I palmed my hard cock—thank you Jamie—and laughed, leaning into him just enough to keep him talking. “Just needed a minute.”

“I’ve got them ready.”

I let my gaze wander over the club, as if I were bored. “Sure,” I said. Anything to get into the back rooms with a legitimate excuse as opposed to my stupid idea to investigate with stealth.

He led me down a hallway past the restrooms, nodding to a bouncer who stepped aside.

My skin crawled as we moved deeper into the club’s back rooms, away from the pounding music and into spaces where the bass was a distant thrum.

I counted doors, memorized the layout, noted the cameras in each corner, and pretended not to watch him enter the code.

“Is all this necessary?” I asked casually .

Ricardo’s smile tightened. “Had some inventory control issues.”

Yeah, I bet. To the tune of 1.2 million in crypto disappearing from Ricardo’s bank balance. He punched another code into the final door, his hand blocking my view of the keypad. The lock clicked, and he pushed the door open.

“My office,” he purred.

The room beyond was dimly lit, all dark wood and leather furniture.

It looked like an upscale gentleman’s club with a small bar in the corner.

But it wasn’t the décor that caught my attention; it was the three young men lounging on a large leather couch, none looking a day over sixteen, all with the same vacant stare from heavy sedation.

My stomach turned. I’d seen that look before in places where people became products.
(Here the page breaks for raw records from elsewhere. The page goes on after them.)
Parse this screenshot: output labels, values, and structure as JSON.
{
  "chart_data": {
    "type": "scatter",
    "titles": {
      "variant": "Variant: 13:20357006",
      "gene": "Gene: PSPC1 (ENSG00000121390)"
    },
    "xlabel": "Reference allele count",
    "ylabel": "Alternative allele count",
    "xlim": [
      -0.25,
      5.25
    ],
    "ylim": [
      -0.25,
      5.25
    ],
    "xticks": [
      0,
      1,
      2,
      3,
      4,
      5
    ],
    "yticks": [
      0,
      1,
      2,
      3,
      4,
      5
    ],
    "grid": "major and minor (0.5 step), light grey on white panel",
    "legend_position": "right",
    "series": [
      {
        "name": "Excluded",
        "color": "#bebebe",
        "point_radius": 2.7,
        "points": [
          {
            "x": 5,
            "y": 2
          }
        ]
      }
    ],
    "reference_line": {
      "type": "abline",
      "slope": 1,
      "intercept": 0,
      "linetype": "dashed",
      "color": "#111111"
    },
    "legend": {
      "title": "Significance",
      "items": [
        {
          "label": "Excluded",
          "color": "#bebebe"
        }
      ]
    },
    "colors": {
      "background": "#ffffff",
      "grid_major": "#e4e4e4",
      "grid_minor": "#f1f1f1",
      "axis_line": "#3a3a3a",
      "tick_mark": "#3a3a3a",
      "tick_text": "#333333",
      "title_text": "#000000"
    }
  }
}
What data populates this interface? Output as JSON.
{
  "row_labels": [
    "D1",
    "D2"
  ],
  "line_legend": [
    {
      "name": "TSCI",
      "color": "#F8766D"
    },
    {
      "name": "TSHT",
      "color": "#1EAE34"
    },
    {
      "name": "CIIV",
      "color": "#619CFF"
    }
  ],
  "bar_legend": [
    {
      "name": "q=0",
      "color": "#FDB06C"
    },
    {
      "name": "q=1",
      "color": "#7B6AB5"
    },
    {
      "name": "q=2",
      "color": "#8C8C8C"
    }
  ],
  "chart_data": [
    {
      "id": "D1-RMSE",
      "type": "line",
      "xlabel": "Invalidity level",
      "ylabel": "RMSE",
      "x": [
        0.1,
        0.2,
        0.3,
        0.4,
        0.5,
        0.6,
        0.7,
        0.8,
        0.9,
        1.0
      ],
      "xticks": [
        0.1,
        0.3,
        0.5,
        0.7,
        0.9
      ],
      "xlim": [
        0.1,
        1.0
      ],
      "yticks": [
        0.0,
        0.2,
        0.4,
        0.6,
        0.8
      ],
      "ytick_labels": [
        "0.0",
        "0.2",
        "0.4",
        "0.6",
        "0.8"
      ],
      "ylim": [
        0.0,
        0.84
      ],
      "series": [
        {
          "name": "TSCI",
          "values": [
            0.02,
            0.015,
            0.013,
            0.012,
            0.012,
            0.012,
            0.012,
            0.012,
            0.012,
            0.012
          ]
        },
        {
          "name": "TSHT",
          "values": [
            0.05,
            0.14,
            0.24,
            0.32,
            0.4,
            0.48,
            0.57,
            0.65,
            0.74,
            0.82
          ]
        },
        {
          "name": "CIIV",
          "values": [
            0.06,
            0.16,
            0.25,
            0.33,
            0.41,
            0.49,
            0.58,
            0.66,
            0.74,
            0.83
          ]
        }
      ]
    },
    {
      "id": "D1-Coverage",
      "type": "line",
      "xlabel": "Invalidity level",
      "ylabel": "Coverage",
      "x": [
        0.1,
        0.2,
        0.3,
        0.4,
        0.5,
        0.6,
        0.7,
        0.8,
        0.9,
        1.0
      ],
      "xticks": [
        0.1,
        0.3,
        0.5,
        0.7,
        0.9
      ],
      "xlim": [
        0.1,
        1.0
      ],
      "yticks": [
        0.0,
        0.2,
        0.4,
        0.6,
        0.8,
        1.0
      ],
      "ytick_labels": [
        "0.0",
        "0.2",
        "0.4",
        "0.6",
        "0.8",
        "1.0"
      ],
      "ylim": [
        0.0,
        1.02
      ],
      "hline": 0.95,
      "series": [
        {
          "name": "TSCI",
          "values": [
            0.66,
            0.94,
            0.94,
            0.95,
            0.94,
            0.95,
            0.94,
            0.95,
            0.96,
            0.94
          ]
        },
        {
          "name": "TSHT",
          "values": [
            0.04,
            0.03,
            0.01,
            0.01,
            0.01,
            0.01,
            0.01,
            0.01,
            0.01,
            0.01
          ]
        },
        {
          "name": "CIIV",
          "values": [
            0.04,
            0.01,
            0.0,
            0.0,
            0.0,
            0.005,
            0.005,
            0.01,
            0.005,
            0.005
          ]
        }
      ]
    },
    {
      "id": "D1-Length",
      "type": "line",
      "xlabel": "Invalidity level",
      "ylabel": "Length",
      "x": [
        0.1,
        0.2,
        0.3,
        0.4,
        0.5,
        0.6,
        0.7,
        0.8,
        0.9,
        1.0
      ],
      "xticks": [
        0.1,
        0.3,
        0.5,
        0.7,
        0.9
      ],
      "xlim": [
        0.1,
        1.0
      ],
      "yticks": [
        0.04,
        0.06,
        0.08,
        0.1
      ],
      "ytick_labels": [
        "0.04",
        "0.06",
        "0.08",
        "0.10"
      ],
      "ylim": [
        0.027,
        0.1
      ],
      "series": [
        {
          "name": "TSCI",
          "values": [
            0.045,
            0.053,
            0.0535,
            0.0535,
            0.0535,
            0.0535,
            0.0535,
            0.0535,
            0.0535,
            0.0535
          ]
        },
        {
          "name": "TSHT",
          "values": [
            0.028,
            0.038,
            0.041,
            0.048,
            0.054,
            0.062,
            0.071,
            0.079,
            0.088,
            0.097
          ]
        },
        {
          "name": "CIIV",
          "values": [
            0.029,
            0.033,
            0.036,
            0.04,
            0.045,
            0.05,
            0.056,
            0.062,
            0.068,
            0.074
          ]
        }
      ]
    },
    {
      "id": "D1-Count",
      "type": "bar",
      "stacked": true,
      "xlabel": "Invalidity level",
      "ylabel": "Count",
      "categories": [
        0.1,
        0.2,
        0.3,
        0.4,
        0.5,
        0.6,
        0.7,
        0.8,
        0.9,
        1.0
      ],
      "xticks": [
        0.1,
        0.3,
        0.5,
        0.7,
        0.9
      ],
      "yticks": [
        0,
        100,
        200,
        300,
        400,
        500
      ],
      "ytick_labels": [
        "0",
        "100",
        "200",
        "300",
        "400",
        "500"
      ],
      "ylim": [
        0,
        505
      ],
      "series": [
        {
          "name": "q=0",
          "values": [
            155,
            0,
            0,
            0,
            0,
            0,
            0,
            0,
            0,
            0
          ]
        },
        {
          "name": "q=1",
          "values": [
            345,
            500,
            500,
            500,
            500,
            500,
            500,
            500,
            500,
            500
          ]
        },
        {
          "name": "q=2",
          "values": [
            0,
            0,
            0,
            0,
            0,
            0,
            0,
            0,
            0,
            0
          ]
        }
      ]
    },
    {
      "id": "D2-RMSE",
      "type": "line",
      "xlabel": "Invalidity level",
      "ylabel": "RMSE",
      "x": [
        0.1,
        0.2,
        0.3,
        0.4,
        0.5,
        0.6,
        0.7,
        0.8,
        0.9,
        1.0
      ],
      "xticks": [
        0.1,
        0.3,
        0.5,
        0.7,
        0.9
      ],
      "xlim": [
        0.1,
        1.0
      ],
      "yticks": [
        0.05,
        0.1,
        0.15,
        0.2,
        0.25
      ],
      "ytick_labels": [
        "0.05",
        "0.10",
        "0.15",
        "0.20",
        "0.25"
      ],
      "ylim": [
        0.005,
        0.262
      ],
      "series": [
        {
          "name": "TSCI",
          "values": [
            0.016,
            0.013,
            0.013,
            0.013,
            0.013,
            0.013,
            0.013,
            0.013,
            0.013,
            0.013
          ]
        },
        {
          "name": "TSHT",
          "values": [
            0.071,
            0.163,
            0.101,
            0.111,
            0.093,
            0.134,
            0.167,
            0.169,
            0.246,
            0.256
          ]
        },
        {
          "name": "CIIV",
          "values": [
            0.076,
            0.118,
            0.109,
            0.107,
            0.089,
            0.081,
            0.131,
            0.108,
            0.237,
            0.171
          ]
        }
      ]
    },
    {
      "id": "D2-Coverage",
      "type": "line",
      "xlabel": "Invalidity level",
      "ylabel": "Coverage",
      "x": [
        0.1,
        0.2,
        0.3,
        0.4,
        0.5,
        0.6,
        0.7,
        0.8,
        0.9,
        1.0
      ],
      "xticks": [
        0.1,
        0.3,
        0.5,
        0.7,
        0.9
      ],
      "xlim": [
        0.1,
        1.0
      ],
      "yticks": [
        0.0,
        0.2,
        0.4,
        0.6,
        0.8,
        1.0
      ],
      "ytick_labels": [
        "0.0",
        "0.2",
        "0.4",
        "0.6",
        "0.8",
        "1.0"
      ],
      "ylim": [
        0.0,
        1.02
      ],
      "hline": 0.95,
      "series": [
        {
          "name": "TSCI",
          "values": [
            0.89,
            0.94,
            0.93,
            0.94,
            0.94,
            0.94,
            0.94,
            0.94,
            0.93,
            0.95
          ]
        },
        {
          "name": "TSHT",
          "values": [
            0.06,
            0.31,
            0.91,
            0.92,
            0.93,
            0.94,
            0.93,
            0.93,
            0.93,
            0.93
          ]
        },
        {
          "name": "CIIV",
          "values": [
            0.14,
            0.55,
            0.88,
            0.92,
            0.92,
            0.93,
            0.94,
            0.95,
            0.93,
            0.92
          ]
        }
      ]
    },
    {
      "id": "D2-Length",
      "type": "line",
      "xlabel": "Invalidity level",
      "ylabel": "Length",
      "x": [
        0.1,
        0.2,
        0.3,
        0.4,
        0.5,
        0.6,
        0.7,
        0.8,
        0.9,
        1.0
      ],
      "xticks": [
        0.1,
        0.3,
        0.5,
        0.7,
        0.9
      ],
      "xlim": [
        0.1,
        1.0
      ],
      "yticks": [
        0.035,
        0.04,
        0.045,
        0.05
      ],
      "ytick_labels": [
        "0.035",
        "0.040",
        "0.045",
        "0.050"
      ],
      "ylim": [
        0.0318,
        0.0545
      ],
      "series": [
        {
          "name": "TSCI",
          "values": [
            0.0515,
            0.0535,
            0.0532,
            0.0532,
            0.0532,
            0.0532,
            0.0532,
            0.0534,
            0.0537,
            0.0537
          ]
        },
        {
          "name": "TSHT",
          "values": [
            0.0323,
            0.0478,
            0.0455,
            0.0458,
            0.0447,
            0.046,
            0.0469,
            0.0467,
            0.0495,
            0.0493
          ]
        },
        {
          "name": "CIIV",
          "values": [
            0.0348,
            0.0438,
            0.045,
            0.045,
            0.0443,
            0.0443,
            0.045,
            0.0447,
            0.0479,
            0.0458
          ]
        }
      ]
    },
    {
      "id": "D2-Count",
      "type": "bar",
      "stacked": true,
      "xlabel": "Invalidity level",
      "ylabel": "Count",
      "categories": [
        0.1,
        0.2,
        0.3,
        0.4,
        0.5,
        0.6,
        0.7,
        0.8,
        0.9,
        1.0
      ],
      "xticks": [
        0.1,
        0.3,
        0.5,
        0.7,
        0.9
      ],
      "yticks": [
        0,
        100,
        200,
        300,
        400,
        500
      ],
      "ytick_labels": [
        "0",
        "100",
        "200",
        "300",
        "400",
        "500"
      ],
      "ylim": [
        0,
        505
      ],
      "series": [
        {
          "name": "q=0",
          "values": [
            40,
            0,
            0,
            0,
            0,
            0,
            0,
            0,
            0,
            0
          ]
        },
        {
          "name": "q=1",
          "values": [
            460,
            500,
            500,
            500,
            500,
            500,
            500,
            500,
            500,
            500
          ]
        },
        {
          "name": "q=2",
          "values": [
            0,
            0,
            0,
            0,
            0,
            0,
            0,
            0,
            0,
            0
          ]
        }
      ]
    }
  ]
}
I’d seen that in the mirror.

“Fresh from Idaho,” Ricardo said, stroking one boy’s hair. The kid didn’t even flinch. “This one’s only been in the city a week.”

“What the fuck?” I didn’t have to fake anger. “They’re no good to me drugged-up, Ricardo!”

He pouted, as though I’d ruined his night. “Cocaine, speed, we’ll get ’em started.

I kept my smile frozen, forcing myself not to react— not until I had the information I needed. These kids hadn’t only been drugged; they were being broken in, conditioned to accept whatever came next—human merchandise. And Ricardo was treating it like a business opportunity.

“I like them aware. I like them fighting.” I said, stepping closer, letting my voice drop to something dangerous. I glanced around the room, memorizing faces, details. Evidence.

“Can’t move ’em if they’re fighting.”

“Move them?” I fake-pouted as if that was bad news to my Lucas persona who would react as if his toys were being taken away.

“Yeah, unless you want one yourself. Two hundred K gets you exclusivity.” He sipped his whiskey, gesturing toward the hallway behind us. “Otherwise, we ship them wherever needed. Rich guys in Dubai, private islands, you name it.”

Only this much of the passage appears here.